DO storage is billed alongside the rest of Workers KV/D1; per-DO storage is small (a single job’s payload + report) and aggregates to KB-scale.

A separate background worker fleet — typically a cluster of long-running Node processes, scaled by a queue depth metric, with their own monitoring and deploy pipeline. DOs reduce this to a class declaration in the Worker bundle plus a wrangler.toml binding.
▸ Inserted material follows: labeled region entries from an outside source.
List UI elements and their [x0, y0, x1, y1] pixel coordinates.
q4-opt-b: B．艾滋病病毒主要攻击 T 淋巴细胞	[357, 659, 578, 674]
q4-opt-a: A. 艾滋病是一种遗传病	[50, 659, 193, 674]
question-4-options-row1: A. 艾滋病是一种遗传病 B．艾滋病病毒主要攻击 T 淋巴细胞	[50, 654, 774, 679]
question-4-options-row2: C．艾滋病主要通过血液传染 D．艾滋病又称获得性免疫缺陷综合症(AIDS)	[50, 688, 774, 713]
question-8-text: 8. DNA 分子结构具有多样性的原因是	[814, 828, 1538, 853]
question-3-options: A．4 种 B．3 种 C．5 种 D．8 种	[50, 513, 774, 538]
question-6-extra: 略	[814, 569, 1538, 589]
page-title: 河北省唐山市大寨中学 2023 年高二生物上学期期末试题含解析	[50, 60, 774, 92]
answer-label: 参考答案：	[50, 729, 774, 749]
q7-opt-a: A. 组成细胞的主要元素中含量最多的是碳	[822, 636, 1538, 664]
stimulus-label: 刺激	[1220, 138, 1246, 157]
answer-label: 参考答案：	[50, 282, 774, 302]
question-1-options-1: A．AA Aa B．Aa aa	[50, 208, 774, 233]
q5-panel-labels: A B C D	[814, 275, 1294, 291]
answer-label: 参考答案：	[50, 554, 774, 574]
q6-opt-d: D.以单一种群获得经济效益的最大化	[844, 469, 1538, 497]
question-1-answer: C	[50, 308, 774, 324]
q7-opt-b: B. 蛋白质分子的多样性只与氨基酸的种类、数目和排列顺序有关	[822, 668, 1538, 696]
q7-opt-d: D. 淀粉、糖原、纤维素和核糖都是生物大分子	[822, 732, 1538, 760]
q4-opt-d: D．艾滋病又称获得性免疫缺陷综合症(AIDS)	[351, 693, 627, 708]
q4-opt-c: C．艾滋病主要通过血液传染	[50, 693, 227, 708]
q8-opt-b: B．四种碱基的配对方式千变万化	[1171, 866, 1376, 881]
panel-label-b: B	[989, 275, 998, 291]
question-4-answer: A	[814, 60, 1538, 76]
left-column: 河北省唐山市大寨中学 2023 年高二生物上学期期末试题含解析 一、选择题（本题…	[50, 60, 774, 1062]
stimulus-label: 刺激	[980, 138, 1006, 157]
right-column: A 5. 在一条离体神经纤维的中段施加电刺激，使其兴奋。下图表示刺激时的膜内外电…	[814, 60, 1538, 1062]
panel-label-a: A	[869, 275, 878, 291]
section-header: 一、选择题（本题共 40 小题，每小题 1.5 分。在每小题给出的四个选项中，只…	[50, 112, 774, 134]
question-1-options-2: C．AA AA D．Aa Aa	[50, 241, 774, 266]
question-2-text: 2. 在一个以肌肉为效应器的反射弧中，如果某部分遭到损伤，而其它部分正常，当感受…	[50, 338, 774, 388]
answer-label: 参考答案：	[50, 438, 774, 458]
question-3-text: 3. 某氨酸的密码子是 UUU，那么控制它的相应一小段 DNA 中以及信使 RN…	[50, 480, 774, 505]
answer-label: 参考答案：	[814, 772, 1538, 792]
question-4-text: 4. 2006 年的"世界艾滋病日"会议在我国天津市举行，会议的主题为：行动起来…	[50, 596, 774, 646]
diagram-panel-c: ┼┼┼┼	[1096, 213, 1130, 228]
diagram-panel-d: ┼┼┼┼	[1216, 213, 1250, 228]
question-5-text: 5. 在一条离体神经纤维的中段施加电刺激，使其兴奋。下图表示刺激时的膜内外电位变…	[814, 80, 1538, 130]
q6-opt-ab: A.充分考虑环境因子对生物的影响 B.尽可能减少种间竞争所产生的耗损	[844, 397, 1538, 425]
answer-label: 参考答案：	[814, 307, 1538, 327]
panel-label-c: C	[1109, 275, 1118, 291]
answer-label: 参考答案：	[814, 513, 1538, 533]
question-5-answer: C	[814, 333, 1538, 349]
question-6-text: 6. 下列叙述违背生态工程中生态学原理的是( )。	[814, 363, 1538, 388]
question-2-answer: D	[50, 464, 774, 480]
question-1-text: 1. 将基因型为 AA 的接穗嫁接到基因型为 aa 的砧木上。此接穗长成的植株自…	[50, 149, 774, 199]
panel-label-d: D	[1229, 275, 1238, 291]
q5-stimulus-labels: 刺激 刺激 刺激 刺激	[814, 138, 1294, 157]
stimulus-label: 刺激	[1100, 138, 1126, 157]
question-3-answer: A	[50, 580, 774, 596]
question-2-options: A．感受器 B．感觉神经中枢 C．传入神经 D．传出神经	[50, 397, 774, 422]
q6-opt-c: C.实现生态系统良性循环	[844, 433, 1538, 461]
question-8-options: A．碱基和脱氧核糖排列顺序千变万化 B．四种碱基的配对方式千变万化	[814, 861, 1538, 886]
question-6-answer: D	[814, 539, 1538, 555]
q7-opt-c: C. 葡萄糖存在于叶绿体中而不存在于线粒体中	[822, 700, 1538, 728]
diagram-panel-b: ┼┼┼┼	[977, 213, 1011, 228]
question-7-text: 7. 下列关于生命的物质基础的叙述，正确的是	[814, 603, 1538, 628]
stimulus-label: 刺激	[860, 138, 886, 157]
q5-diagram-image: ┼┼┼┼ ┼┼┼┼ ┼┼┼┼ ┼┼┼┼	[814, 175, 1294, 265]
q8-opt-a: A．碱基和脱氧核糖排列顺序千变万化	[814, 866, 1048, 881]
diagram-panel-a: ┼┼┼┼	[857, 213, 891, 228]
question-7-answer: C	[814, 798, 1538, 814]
  • apps/worker/src/agent-job.ts — the AgentJob Durable Object class; fetch() for the initial setup, alarm() for the actual run
  • apps/worker/src/handlers.ts — the /jobs POST handler that creates and seeds the DO
  • apps/worker/src/job-index.ts — the KV-backed listing layer (DOs are private; KV holds the discoverable index)
  • apps/worker/wrangler.toml — the [[durable_objects.bindings]] block
  • One job = one DO instance. Each /jobs POST creates a fresh DO. We don’t reuse them. This is fine because DOs are cheap; cleanup happens via /jobs/:id DELETE (which clears the DO’s storage and removes from the index). Orphan cleanup at scale is tracked as follow-up #4.
  • No cross-job state. Each DO is isolated. If two jobs need to share state (e.g. coordinating a saga), we’d need an additional shared resource. Phase 1 doesn’t need this.
  • Alarms are best-effort scheduling. An alarm scheduled for 1 second from now might fire 100ms later. For agent jobs this is fine; the latency budget is dominated by LLM calls.